Automated 3D segmentation of rotator cuff muscle and fat from longitudinal CT for shoulder arthroplasty evaluation.

Authors

Yang M,Jun BJ,Owings T,Subhas N,Polster J,Winalski CS,Ho JC,Entezari V,Derwin KA,Ricchetti ET,Li X

Affiliations (6)

  • Department of Biomedical Engineering, Lerner Research Institute, Cleveland Clinic, 9500 Euclid Avenue, Cleveland, OH, 44195, USA. [email protected].
  • Program of Advanced Musculoskeletal Imaging (PAMI), Cleveland Clinic, Cleveland, OH, USA. [email protected].
  • Department of Biomedical Engineering, Lerner Research Institute, Cleveland Clinic, 9500 Euclid Avenue, Cleveland, OH, 44195, USA.
  • Program of Advanced Musculoskeletal Imaging (PAMI), Cleveland Clinic, Cleveland, OH, USA.
  • Department of Radiology, Imaging Institute, Cleveland Clinic, Cleveland, OH, USA.
  • Department of Orthopaedics, Cleveland Clinic, Cleveland, OH, USA.

Abstract

To develop and validate a deep learning model for automated 3D segmentation of rotator cuff muscles on longitudinal CT scans to quantify muscle volume and fat fraction in patients undergoing total shoulder arthroplasty (TSA). The proposed segmentation models adopted DeepLabV3 + with ResNet50 as the backbone. The models were trained, validated, and tested on preoperative or minimum 2-year follow-up CT scans from 53 TSA subjects. 3D Dice similarity scores, average symmetric surface distance (ASSD), 95th percentile Hausdorff distance (HD95), and relative absolute volume difference (RAVD) were used to evaluate the model performance on hold-out test sets. The trained models were applied to a cohort of 172 patients to quantify rotator cuff muscle volumes and fat fractions across preoperative and minimum 2- and 5-year follow-ups. Compared to the ground truth, the models achieved mean Dice of 0.928 and 0.916, mean ASSD of 0.844 mm and 1.028 mm, mean HD95 of 3.071 mm and 4.173 mm, and mean RAVD of 0.025 and 0.068 on the hold-out test sets for the pre-operative and the minimum 2-year follow-up CT scans, respectively.
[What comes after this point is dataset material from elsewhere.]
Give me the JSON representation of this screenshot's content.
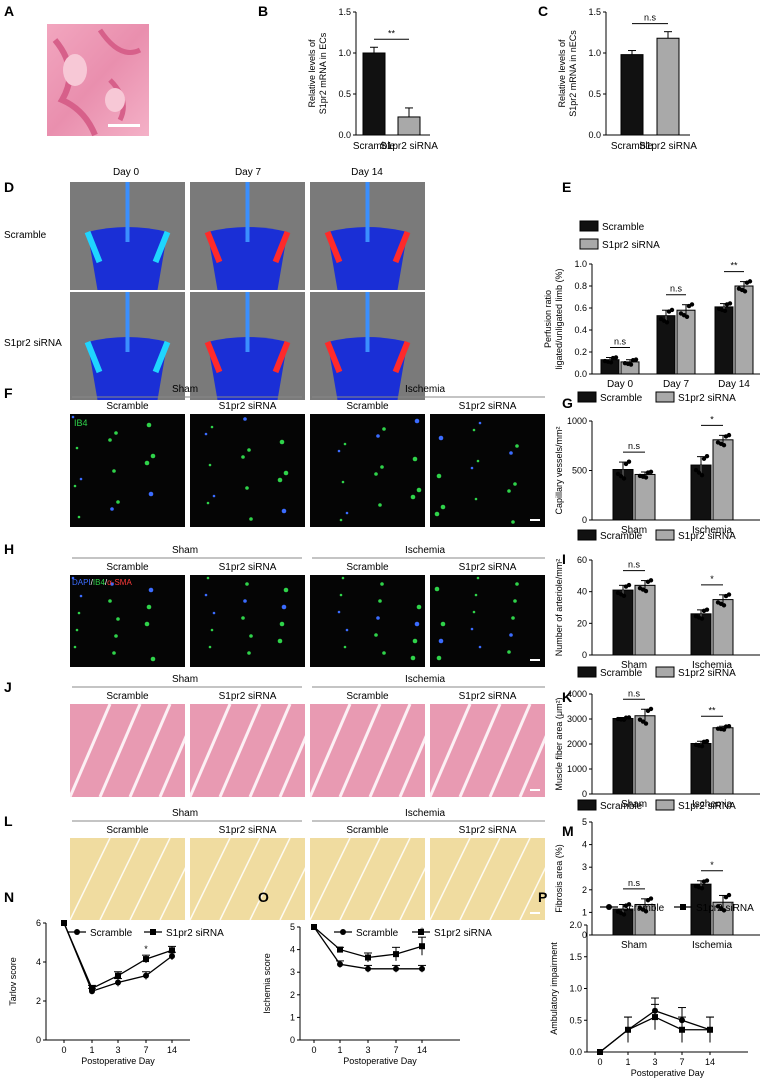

This study developed accurate and reliable deep learning models for automated 3D segmentation of rotator cuff muscles on clinical CT scans in TSA patients. These models substantially reduce the time required for muscle volume and fat fraction analysis and provide a practical tool for investigating how rotator cuff muscle health relates to surgical outcomes. This has the potential to inform patient selection, rehabilitation planning, and surgical decision-making in TSA and RCR.